If you own a home worth £750,000 and you spend on privately funded care to the £86k cap – you are left with £664,000.

If you own a home worth £100,000 and you spend on privately funded care to the £86k cap – you are left with £20,000 (£20k because this is the minimum below which no-one needs to pay for their care).

The £86,000 is not proportional to individual assets, what you own, and aside from “the more you have, the more you keep” implication, there will likely be some people who will still need to sell their homes to pay for care. (If there is a remaining partner or spouse living in the home, then it is not included in the care cap calculations).

Care homes charge higher rates to private funders for the same room and service that they charge for local authority funded places. People will still, on current information available, continue to have to pay any “top up” fees to remain in that care home once past the £86k threshold. Ie if your personal choice is to remain in a more expensive care home than one which the local authority would pay for, then you will have to pay the difference in the costs in order to stay there.

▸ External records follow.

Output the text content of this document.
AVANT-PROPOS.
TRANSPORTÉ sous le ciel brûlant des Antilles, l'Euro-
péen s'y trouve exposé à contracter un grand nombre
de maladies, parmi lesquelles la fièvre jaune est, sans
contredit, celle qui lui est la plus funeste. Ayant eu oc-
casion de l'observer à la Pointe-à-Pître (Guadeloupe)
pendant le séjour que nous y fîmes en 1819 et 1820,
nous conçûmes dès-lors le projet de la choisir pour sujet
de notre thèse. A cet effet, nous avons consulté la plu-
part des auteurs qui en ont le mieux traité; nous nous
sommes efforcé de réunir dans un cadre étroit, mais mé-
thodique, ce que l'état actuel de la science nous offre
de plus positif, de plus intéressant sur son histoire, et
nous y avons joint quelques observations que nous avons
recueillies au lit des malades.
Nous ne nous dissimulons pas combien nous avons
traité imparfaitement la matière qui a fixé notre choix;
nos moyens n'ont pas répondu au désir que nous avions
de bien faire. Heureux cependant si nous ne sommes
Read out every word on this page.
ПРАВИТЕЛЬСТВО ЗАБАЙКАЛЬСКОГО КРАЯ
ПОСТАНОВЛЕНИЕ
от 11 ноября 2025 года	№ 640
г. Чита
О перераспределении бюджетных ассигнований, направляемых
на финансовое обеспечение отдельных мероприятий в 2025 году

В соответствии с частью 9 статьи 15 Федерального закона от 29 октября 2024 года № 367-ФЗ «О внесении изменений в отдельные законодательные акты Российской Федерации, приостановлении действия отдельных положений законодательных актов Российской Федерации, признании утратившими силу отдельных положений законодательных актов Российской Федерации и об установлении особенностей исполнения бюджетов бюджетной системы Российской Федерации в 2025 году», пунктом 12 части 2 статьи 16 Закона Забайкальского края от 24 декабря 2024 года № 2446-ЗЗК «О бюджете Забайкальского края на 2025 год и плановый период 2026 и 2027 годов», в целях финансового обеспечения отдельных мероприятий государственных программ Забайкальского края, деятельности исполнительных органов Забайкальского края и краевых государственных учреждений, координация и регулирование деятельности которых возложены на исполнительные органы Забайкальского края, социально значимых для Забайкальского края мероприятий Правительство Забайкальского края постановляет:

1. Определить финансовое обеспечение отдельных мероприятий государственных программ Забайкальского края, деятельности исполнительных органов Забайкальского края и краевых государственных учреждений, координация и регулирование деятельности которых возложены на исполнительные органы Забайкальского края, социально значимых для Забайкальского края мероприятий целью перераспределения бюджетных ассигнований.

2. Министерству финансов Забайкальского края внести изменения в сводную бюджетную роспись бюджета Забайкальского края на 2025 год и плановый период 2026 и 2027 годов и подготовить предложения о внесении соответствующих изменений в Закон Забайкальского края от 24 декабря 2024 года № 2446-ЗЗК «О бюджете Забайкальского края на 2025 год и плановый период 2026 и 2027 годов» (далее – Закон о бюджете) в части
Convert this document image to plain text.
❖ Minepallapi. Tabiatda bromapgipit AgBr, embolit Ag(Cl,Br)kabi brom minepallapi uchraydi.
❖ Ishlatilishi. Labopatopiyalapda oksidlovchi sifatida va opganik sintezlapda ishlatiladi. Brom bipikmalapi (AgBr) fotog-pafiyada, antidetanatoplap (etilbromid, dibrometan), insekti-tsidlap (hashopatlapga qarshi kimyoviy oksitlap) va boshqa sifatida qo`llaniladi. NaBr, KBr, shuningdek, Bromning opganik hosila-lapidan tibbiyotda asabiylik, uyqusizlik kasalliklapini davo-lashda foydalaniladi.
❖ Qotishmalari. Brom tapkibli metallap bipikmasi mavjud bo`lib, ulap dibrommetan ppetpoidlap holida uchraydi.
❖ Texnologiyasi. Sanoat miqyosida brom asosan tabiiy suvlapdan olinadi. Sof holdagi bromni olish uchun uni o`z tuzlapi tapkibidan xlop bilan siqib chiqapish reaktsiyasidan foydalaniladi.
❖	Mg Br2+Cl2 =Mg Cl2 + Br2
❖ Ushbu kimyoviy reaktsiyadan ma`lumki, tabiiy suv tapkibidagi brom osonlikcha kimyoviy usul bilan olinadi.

The less you have the longer you pay

A slightly separate argument, but also important, particularly for financial planning purposes:

If you are privately paying the full £860 per week for care, then you will reach the care cap of £86,000 in 100 weeks (just under 2 years);

If you are part paying contributions towards the £860, with other contributions from the local authority to make up the total then it will take proportionately longer for you to reach the £86,000 care cap figure.

So, whilst the numbers don’t change, it comes down to timing and planning to reach the £86,000 care cap.  It could mean someone deciding to refuse means-tested care and running down their assets* that  to reach the cap faster, or to hit the funding floor of £20,000 more quickly. 

*this is known as deprivation of assets – something the local authority will penalise if it is found to be deliberate. 

What happens next?

The Govt. put the plans on hold, with a vague date of 2025 for their introduction.  It’s a game of wait and see unfortunately.  

The Age Space view

The burden of social care funding remains on the individual and the family, particularly as dementia care is still not funded by the NHS in the same way as other diseases/conditions. The care funding cap is progress, but without a link to means-testing it is not proportional to the assets individuals have, not a fixed rate for all.  And, things like the tariff income, care home top-up fees are all important parts of the whole…one size of cap certainly doesn’t fit all.